In a packed hearing room on this Army base south of Seattle Thursday, lawyers for Lt. Watada used the opportunity to put the war itself on trial, trying to prove he was right to see the war as "manifestly illegal," and as a result, to refuse to participate. "A soldier has an obligation to disobey illegal orders," said Francis Boyle, a Harvard-trained professor of international law who testified on behalf of Lt. Watada and whose mentor wrote the Army's field manual for land warfare. "Under the circumstances of this war, if he had deployed, he would have been facilitating a Nuremberg crime against peace."

If Watada's defense is successful, the war will be found illegal in a court of law. It's not Lt. Watada's supposed insubordination that worries the army, TIME reports:

In one clip, from a Veterans for Peace convention held last weekend in Seattle, Watada explained that he is trying to put forward a "radical idea" first born during the Vietnam War. "The idea is this," he said. "That to stop an illegal and unjust war, the soldiers and service members can choose to stop fighting it."

That, prosecutors said, is exactly what they most fear.
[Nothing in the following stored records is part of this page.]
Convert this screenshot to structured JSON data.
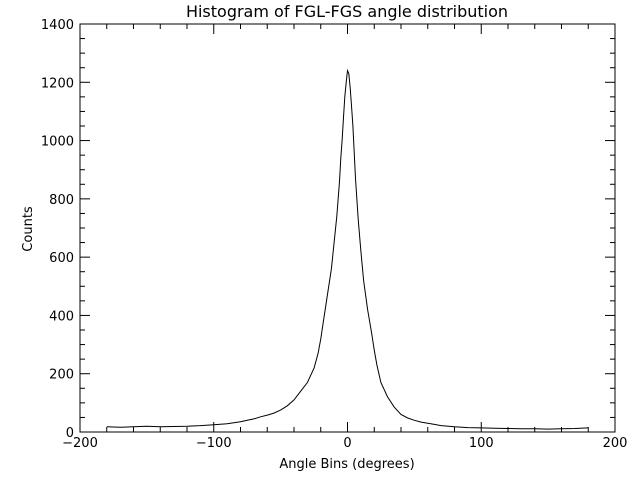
{
  "chart_data": {
    "type": "line",
    "title": "Histogram of FGL-FGS angle distribution",
    "xlabel": "Angle Bins (degrees)",
    "ylabel": "Counts",
    "xlim": [
      -200,
      200
    ],
    "ylim": [
      0,
      1400
    ],
    "x_ticks": [
      -200,
      -100,
      0,
      100,
      200
    ],
    "y_ticks": [
      0,
      200,
      400,
      600,
      800,
      1000,
      1200,
      1400
    ],
    "x_tick_labels": [
      "−200",
      "−100",
      "0",
      "100",
      "200"
    ],
    "y_tick_labels": [
      "0",
      "200",
      "400",
      "600",
      "800",
      "1000",
      "1200",
      "1400"
    ],
    "grid": false,
    "legend": "none",
    "colors": {
      "line": "#000000",
      "axes": "#000000",
      "background": "#ffffff"
    },
    "series": [
      {
        "x": [
          -180,
          -170,
          -160,
          -150,
          -140,
          -130,
          -120,
          -110,
          -100,
          -90,
          -80,
          -75,
          -70,
          -65,
          -60,
          -55,
          -50,
          -45,
          -40,
          -35,
          -30,
          -25,
          -22,
          -20,
          -18,
          -15,
          -12,
          -10,
          -8,
          -6,
          -5,
          -4,
          -3,
          -2,
          -1,
          0,
          1,
          2,
          3,
          4,
          5,
          6,
          8,
          10,
          12,
          15,
          18,
          20,
          22,
          25,
          30,
          35,
          40,
          45,
          50,
          55,
          60,
          65,
          70,
          80,
          90,
          100,
          110,
          120,
          130,
          140,
          150,
          160,
          170,
          180
        ],
        "y": [
          18,
          16,
          18,
          20,
          18,
          19,
          20,
          22,
          25,
          28,
          35,
          40,
          45,
          52,
          58,
          65,
          75,
          90,
          110,
          140,
          170,
          220,
          270,
          320,
          380,
          470,
          560,
          650,
          740,
          860,
          940,
          1000,
          1080,
          1150,
          1200,
          1240,
          1230,
          1180,
          1120,
          1050,
          960,
          870,
          730,
          620,
          520,
          420,
          340,
          280,
          230,
          170,
          120,
          85,
          60,
          48,
          40,
          34,
          30,
          26,
          22,
          18,
          15,
          14,
          13,
          12,
          11,
          11,
          10,
          11,
          12,
          14
        ]
      }
    ]
  }
}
To give credence to Lt. Watada's argument, they said, would create a breakdown in military order and discipline. "It's just dangerous in our Army to allow that to happen," said Capt. Dan Kuecker, one of the prosecutors. Whether the war is legal, he said, "is not a decision for a lieutenant to make — it's a decision for politicians and legislators." Watada's behavior, Capt. Kuecker told the hearing, "is dishonorable and it is disgraceful."

The problem with this reasoning is that it would oblige officers to obey orders they know are illegal. As we've seen from the Abu Ghraib scandal, the crimes committed by soldiers are paid for by soldiers, regardless of whether they were following orders or not. It would allow people in power to use military personnel to commit crimes by proxy, then avoid punishment by blaming the proxy criminals. The personnel would not be able to say no to these orders or be able to defend themselves by by saying 'I was only following orders'. Damned if you do, damned if you don't.

Lt. Ehren Watada's trial will determine more than his guilt or innocence. It will determine whether or not the war in Iraq is legal and whether the US military and government will be able to operate with all the moral and ethical restraint of a street gang.